Face à cette évolution, l'Etat est nu. Acteur parmi d'autres acteurs, il subit comme eux le mouvement du monde, à ceci près qu'enserré dans des frontières, il ne dispose pas de la liberté dont usent les entreprises et les individus d'agir aux quatre coins de la planète. C'est pourquoi, faute de pouvoir modifier l'évolution des choses, il utilise le pouvoir qui lui reste à modeler la société sur ce qu'il appréhende de la marche du monde. Il construit des écoles quand il croit que le niveau scolaire est devenu facteur de compétitivité ; il allège les charges sociales lorsqu'il perçoit celles-ci comme un obstacle à l'implantation d'activités nouvelles ; il modernise les réseaux de communication quand il apparaît que cette modernisation peut accroître la prospérité des entreprises. Ainsi se fait-il progressivement, auprès de la société nationale, le porte-parole, le relais, le complice, de l'éco-société monde. Il ajuste, comme on le dit des politiques menées, dans le tiers-monde, sous l'égide de la Banque mondiale.

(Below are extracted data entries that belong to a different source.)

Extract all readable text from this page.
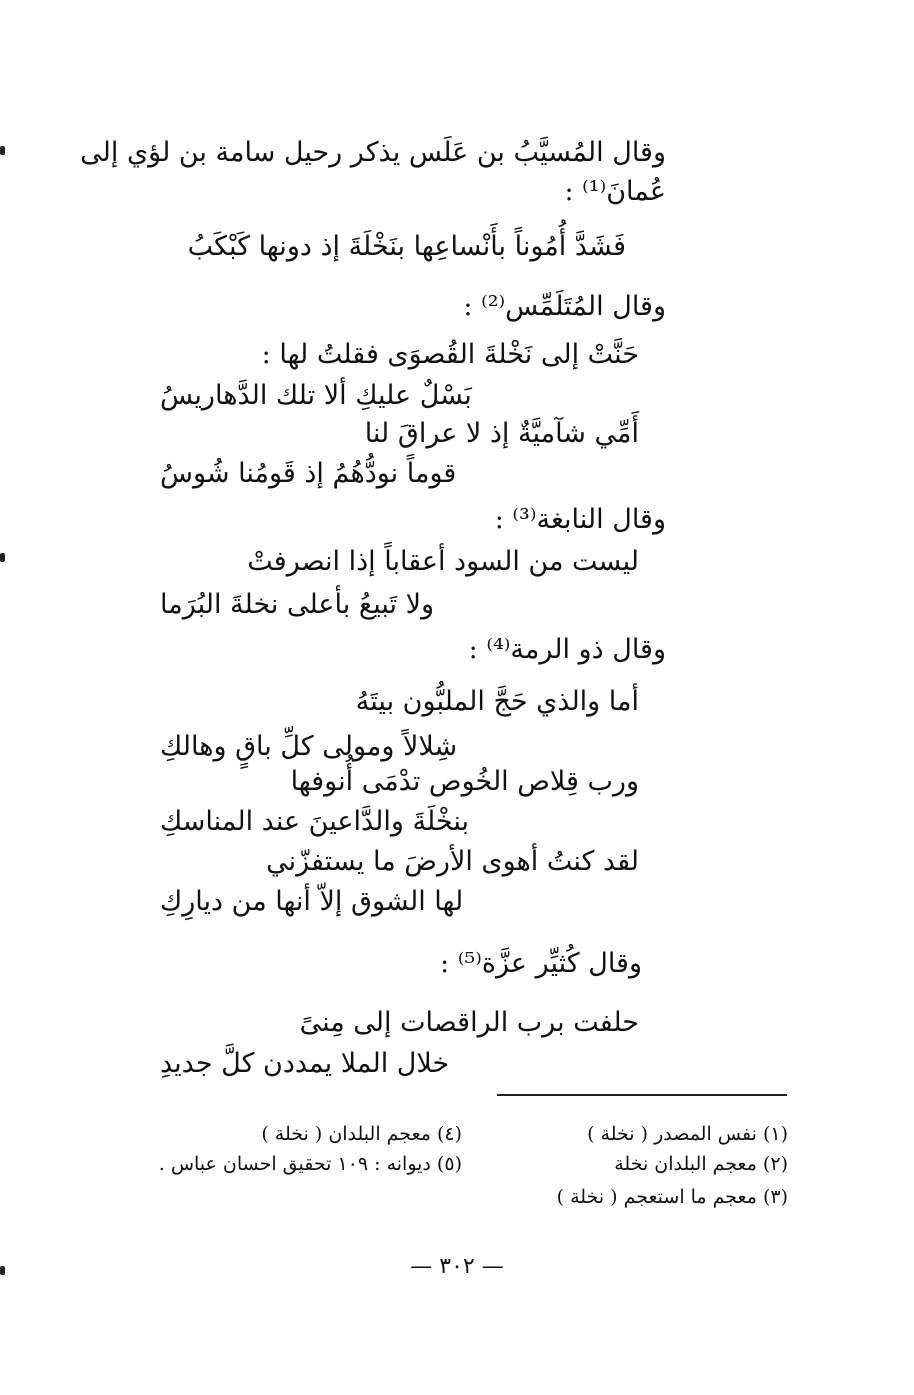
وقال المُسيَّبُ بن عَلَس يذكر رحيل سامة بن لؤي إلى
عُمانَ⁽¹⁾ :
فَشَدَّ أُمُوناً بأَنْساعِها بنَخْلَةَ إذ دونها كَبْكَبُ
وقال المُتَلَمِّس⁽²⁾ :
حَنَّتْ إلى نَخْلةَ القُصوَى فقلتُ لها :
بَسْلٌ عليكِ ألا تلك الدَّهاريسُ
أَمِّي شآميَّةٌ إذ لا عراقَ لنا
قوماً نودُّهُمُ إذ قَومُنا شُوسُ
وقال النابغة⁽³⁾ :
ليست من السود أعقاباً إذا انصرفتْ
ولا تَبيعُ بأعلى نخلةَ البُرَما
وقال ذو الرمة⁽⁴⁾ :
أما والذي حَجَّ الملبُّون بيتَهُ
شِلالاً ومولى كلِّ باقٍ وهالكِ
ورب قِلاص الخُوص تدْمَى أُنوفها
بنخْلَةَ والدَّاعينَ عند المناسكِ
لقد كنتُ أهوى الأرضَ ما يستفزّني
لها الشوق إلاّ أنها من ديارِكِ
وقال كُثيِّر عزَّة⁽⁵⁾ :
حلفت برب الراقصات إلى مِنىً
خلال الملا يمددن كلَّ جديدِ
(١) نفس المصدر ( نخلة )
(٢) معجم البلدان نخلة
(٣) معجم ما استعجم ( نخلة )
(٤) معجم البلدان ( نخلة )
(٥) ديوانه : ١٠٩ تحقيق احسان عباس .
— ٣٠٢ —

Sans doute cet ajustement est-il, grâce à l'Etat, moins brutal que celui qui résulterait d'un affrontement direct entre individus et société monde. L'interposition de l'Etat permet que soient instaurés des délais et des quotas, rend progressives les mutations qui, autrement, seraient immédiatement applicables, adoucit les transitions. Il demeure : tout cela n'est que temporisation car chacun sait qu'un jour ou l'autre, les règles mondiales s'imposeront à la société nationale. L'Etat arrondit les angles ; il ne modifie pas l'orientation générale du mouvement. Comment le pourrait-il, au demeurant ? Il sait n'être pas de taille à lutter contre une ronde qui emporte la planète.

Ainsi la politique, qui était art d'imaginer et de construire le monde, se mue-t-elle en art de la persuasion à usage interne. Il s'agit désormais pour elle non de bâtir, de maintenir ou de changer l'ordre des choses mais de le faire accepter, en donnant les apparences d'un choix volontaire à ce qui n'est que soumission. Nos sociétés sont devenues des théocraties au sein desquelles l'apparence du pouvoir appartient à des hommes et à des femmes qui ne prétendent être que les serviteurs, les interprètes, d'une volonté qui leur est extérieure. Ils ne décident pas, ils appliquent, essayant tout au plus de devancer les choix irrémédiables : plus que jamais, gouverner, c'est prévoir, et, avec le temps, ça n'est plus que cela.

Nous sommes entrés dans l'ère des augures. Les ministères et les grandes entreprises sont peuplées de directions de la stratégie et de la planification qui n'ont, avec le Plan d'antan, de rapport que de nom. Le Plan était l'expression d'un volontarisme agissant, bien décidé à peser sur le cours des choses ; la planification est un avatar de la prévision. Un glissement sémantique s'est opéré, qui reflète l'évolution de notre comportement face à l'avenir : le préparer, c'est désormais s'y préparer en l'acceptant comme destin. Les augures parlent, attentifs à l'évolution des courbes ; nous les écoutons et suivons leurs conseils. Qu'importe qu'ils se trompent parfois ; aucune autre parole légitime ne se dresse face à la leur.

La politique nationale se réduit peu à peu à l'état de discours. Elle se revêt de mots grandiloquents, prétend toujours incarner des choix et des programmes mais apparaît de plus en plus, en dépit de cela, pour ce qu'elle est, une pure transparence, une rhétorique habillant une réalité non maîtrisée. Car en vérité, le roi est nu et, comme dans le conte, nous en prenons progressivement conscience, manifestant une indifférence croissante à l'égard des pseudo-choix qui nous sont prétendument offerts. La rumeur grandit sous le manteau et se propage de bouche à oreille. Que nul petit enfant ne soit encore venu la clamer sur la place publique, soulageant les coeurs et déchaînant un rire libératoire, ne l'empêche pas de monter. La classe politique s'en rend compte qui, se voyant soupçonnée dans son utilité et menacée dans ses prérogatives, tente de réagir en mettant en avant les derniers pouvoirs dont elle dispose, les rares leviers dont elle demeure encore maîtresse. Oubliée pendant trente ans, la guerre est ainsi revenue au devant de l'actualité, ultime symbole de la puissance d'Etat. La guerre, parce que la provoquer ou la mener est aujourd'hui le seul privilège dont puisse se prévaloir un Etat au sein d'un monde dont l'évolution lui échappe.